What is questioned is each LDP presidential candidate’s awareness of threats. Japan’s defense white paper described Chinese military trends as “a matter of grave concern to the region including Japan and the international community,” while clarifying North Korean military trends as posing “grave and imminent threats” to Japan’s security. The description apparently indicates the government’s reluctance to irritate China.

We are tired of abstract arguments

Such reluctance is especially strong in Japan’s business circle that depends heavily on the Chinese economy. In Japan, made-in-China daily commodities and electrical home appliances are widespread. As shown by mask shortages seen amid the spread of novel coronavirus infections last year, however, Japan is urgently required to phase out supply chains’ dependence on China.

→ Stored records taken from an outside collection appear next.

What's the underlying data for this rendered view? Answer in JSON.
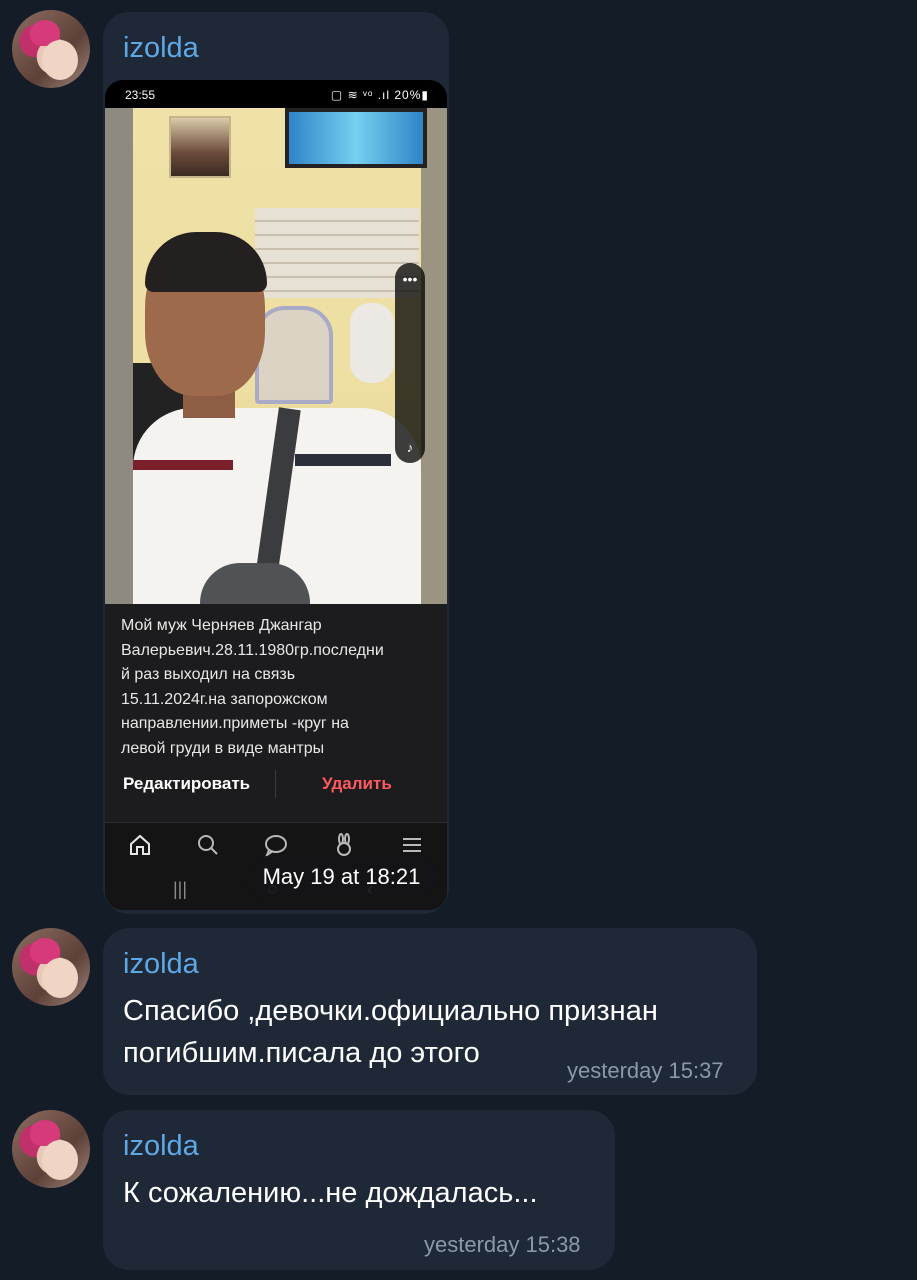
{
  "messages": [
    {
      "sender": "izolda",
      "screenshot": {
        "status_time": "23:55",
        "status_right": "▢ ≋ ᵛᵒ .ıl 20%▮",
        "caption": "Мой муж Черняев Джангар Валерьевич.28.11.1980гр.последни й раз выходил на связь 15.11.2024г.на запорожском направлении.приметы -круг на левой груди в виде мантры",
        "caption_lines": [
          "Мой муж Черняев Джангар",
          "Валерьевич.28.11.1980гр.последни",
          "й раз выходил на связь",
          "15.11.2024г.на запорожском",
          "направлении.приметы -круг на",
          "левой груди в виде мантры"
        ],
        "edit_label": "Редактировать",
        "delete_label": "Удалить",
        "nav_icons": [
          "home-icon",
          "search-icon",
          "chat-icon",
          "bunny-icon",
          "menu-icon"
        ]
      },
      "time": "May 19 at 18:21"
    },
    {
      "sender": "izolda",
      "text_lines": [
        "Спасибо ,девочки.официально признан",
        "погибшим.писала до этого"
      ],
      "time": "yesterday 15:37"
    },
    {
      "sender": "izolda",
      "text_lines": [
        "К сожалению...не дождалась..."
      ],
      "time": "yesterday 15:38"
    }
  ],
  "colors": {
    "background": "#141c27",
    "bubble": "#1f2836",
    "sender": "#5fa8e6",
    "time": "#8b98a8",
    "delete": "#ff5a5f"
  }
}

Unlike the former Soviet Union, China has been deeply incorporated into the global economy. It may not be easy to decouple China. Nevertheless, each LDP presidential candidate should discuss the awareness of Chinese threats and demonstrate how to defend Japan at election campaign debates.

We are tired of abstract arguments. We want specific messages.

Takashi Arimoto is publisher of Monthly Magazine SEIRON at the Sankei Shimbun newspaper.